The majority of research on leader humility has been quantitative in nature, establishing correlations between leader humility and employee measures. These studies have yielded valuable insights, but they have not explored the complex, dynamic, and reciprocal ways that humility can operate within organizations. Nor have they captured the individual perceptions of participants as articulated in their own authentic voices. This exploratory instrumental case study addressed this gap in the literature by exploring what happened when leaders and employees at a large, complex, geographically dispersed organization participated in interactions that were infused with four humility elements: language, verbal expressions, non-verbal behaviors, and physical objects and settings. By applying constructivist grounded theory methods for data analysis, the study explained how participants made sense of and found meaning in those experiences, as well as how humility functioned during the interactions.

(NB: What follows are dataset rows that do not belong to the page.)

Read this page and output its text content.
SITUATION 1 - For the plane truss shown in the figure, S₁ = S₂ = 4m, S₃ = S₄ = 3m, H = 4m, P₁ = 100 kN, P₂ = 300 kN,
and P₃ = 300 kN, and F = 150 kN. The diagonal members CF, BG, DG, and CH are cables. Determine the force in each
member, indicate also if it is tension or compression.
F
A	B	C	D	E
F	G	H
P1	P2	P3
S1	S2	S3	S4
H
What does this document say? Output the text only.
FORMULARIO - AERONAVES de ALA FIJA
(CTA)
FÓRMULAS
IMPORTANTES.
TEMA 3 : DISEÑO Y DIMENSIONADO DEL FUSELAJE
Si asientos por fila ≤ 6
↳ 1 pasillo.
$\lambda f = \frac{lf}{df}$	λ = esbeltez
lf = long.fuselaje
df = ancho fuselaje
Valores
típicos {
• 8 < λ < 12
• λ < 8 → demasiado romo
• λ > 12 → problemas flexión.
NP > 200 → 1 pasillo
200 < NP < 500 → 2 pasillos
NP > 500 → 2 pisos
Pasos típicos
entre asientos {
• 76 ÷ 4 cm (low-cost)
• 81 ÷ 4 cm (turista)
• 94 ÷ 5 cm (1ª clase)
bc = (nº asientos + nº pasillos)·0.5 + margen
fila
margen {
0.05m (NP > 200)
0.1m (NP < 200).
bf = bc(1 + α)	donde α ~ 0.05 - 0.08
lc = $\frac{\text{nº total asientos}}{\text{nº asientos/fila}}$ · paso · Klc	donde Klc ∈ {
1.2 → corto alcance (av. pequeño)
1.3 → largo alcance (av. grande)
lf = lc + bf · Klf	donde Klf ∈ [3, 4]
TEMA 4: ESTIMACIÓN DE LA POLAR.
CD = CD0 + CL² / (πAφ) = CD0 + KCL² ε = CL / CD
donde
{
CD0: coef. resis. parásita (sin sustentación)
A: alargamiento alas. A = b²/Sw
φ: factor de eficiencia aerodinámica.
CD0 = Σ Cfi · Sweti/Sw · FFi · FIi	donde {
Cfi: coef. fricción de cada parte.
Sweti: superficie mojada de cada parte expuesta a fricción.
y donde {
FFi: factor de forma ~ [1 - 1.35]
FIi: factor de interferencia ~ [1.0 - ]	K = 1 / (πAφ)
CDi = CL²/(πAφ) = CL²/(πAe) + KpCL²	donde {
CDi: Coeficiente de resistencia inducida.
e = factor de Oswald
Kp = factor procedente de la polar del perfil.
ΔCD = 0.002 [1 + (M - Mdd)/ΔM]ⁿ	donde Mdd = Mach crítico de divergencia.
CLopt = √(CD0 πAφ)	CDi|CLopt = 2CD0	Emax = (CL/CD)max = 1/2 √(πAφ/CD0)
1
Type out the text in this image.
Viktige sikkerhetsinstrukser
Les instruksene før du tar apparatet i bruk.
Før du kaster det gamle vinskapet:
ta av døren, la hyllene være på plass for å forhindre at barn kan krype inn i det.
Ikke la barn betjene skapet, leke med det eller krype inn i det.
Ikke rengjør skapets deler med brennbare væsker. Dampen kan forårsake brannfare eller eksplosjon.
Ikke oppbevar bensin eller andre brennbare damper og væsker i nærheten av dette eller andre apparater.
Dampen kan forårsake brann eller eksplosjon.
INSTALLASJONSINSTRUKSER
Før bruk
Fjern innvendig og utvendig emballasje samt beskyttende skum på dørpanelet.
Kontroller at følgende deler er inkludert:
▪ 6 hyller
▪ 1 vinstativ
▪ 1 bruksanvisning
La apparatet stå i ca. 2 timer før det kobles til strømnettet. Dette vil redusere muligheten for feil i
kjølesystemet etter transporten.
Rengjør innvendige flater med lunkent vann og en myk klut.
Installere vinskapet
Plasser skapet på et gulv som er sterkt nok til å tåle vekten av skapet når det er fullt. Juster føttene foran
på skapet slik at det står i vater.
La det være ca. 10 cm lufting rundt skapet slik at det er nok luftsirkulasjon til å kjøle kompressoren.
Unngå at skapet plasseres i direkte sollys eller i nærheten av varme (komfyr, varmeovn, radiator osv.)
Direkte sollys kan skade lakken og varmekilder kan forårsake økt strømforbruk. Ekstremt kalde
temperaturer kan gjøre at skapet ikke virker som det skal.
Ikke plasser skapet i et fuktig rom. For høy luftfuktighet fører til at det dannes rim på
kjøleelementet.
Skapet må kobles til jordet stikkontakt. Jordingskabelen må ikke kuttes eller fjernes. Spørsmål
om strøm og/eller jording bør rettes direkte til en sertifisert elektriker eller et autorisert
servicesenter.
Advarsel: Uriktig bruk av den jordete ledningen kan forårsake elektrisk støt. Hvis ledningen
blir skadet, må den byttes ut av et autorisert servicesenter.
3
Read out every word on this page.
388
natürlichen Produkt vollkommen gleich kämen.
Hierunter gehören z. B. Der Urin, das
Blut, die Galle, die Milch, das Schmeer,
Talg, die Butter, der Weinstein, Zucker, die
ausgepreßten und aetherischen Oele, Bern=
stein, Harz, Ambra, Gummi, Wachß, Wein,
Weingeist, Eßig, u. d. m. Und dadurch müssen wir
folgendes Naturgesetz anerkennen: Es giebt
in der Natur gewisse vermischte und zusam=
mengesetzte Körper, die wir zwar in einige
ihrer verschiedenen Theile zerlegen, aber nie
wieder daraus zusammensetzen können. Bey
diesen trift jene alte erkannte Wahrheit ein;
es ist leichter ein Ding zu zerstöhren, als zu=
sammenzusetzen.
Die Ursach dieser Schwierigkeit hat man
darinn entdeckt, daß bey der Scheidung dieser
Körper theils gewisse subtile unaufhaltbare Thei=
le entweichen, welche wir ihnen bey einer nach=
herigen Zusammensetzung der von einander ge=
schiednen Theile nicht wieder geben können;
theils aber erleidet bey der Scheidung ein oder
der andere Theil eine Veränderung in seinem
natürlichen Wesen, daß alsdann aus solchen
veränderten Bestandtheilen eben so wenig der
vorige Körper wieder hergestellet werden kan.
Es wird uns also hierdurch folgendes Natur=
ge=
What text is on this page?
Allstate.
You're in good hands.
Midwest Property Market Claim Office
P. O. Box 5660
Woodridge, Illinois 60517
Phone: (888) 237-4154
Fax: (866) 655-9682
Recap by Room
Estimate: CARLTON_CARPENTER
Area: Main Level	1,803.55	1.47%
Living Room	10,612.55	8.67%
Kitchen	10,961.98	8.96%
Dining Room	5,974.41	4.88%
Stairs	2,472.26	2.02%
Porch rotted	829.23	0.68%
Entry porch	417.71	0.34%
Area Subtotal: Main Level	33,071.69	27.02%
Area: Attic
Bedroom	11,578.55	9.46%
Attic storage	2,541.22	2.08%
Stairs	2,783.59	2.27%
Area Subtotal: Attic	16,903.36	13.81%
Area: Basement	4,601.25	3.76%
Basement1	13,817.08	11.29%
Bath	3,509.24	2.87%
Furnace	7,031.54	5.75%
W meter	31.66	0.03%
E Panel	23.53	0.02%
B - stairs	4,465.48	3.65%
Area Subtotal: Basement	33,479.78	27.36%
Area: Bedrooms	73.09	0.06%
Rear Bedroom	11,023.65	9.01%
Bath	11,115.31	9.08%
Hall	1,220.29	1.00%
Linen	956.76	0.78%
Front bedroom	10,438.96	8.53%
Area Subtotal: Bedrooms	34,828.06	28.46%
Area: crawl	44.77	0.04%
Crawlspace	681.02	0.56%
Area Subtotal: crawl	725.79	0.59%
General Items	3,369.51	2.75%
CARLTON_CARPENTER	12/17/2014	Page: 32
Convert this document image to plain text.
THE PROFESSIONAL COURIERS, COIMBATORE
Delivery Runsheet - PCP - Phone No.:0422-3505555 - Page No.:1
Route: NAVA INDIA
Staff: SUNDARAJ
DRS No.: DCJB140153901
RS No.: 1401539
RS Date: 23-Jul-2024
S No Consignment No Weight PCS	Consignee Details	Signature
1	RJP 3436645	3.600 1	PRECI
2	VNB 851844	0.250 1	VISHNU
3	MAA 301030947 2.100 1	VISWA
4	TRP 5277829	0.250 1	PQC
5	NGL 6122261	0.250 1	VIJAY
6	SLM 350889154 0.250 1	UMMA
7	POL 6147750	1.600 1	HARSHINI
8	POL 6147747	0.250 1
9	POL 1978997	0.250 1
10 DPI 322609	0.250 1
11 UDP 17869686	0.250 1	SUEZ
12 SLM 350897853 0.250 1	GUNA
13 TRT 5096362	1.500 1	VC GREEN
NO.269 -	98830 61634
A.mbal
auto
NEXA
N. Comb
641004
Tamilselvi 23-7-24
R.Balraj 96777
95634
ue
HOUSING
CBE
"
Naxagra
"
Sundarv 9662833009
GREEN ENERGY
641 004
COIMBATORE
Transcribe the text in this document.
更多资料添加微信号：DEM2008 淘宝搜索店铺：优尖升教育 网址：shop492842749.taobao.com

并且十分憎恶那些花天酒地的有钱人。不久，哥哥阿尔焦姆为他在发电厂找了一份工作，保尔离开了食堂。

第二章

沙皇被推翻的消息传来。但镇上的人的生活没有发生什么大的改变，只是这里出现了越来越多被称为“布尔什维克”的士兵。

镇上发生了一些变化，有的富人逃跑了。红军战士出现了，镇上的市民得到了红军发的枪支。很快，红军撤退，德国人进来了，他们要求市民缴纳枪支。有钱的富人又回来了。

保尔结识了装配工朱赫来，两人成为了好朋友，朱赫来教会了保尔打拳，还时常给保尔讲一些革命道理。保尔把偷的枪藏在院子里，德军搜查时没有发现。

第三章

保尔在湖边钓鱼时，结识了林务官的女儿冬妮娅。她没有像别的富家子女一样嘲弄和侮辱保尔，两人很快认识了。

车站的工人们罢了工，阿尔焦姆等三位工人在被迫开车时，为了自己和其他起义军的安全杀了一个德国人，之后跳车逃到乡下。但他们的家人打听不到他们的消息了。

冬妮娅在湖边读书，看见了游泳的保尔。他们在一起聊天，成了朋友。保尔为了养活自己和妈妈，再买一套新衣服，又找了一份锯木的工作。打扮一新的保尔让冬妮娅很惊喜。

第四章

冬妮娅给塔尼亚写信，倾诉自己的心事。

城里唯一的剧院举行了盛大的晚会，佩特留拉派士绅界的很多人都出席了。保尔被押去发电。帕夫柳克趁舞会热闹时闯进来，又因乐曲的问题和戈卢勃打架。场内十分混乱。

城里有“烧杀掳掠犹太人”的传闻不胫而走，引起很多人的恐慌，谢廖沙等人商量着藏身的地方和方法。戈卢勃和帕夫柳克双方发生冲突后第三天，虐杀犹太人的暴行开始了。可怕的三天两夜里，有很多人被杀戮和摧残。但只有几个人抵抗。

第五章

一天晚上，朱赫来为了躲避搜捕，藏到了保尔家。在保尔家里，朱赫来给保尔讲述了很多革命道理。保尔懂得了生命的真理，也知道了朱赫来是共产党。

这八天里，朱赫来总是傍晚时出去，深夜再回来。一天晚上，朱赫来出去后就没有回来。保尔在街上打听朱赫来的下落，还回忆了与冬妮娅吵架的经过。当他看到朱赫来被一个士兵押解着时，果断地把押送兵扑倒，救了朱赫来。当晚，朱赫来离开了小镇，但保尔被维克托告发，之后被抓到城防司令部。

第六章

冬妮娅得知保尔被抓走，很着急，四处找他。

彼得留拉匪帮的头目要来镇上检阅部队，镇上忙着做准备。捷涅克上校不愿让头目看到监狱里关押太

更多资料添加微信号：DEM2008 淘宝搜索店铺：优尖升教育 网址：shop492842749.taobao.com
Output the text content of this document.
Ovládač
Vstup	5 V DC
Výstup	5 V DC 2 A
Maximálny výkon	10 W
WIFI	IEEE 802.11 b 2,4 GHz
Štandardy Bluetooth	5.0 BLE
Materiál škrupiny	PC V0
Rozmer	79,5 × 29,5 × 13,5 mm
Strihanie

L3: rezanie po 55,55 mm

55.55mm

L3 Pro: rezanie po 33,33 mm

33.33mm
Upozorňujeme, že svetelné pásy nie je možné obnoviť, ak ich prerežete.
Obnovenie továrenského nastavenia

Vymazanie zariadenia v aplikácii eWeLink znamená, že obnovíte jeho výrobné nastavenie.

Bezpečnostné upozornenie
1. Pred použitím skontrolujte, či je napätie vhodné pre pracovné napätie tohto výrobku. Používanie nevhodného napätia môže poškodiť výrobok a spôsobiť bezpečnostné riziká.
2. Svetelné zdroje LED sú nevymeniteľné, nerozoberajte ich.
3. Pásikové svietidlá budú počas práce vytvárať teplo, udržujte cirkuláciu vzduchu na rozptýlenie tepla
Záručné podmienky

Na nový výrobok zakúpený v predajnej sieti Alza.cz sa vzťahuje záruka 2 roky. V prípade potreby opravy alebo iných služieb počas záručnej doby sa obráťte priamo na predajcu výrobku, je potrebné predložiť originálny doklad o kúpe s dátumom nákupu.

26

Eight conceptual categories were developed through close analysis of the coded data: Accurately Assessing Oneself, Being Accountable to Others, Being Part of Something Bigger, Caring for and Being Cared for, Connecting with Others on a Personal Level, Creating a Safe, Comfortable Environment, Grounding Oneself, and Recognizing the Value and Contributions of Others. Four overarching themes were identified from the categories: Seeking Clarity and Truth, Putting Oneself in Context, Achieving Reciprocity, and Transcending the Perceptual. These themes represented the primary ways participants expressed, experienced, and defined humility, and they contributed to the Reciprocal Relation Theory of Humility posited in the study.

Findings from this study suggested that infusing humility into leader-employee interactions may be an effective strategy to improve leader effectiveness and organizational performance by bringing people’s best ideas and authentic feelings into honest discussions focused on spurring individual growth, solving shared problems, achieving team goals, and/or advancing an organization’s mission. Results also suggested that humility fostered the physical, emotional, and spiritual well-being of leaders and employees, while laying the foundation for respectful, productive, and mutually beneficial interactions in the future. Participants expressed a range of thoughts and feelings in describing how they experienced, made sense of, and found meaning in humility, including increased relational trust, organizational loyalty, and self-efficacy; a stronger sense of belonging and being valued; and the perception of greater team effectiveness and adaptability along with enhanced organizational learning and innovation. The study made several recommendations to help practitioners develop leader humility programs with the potential to influence these and other employee, team, and organizational measures.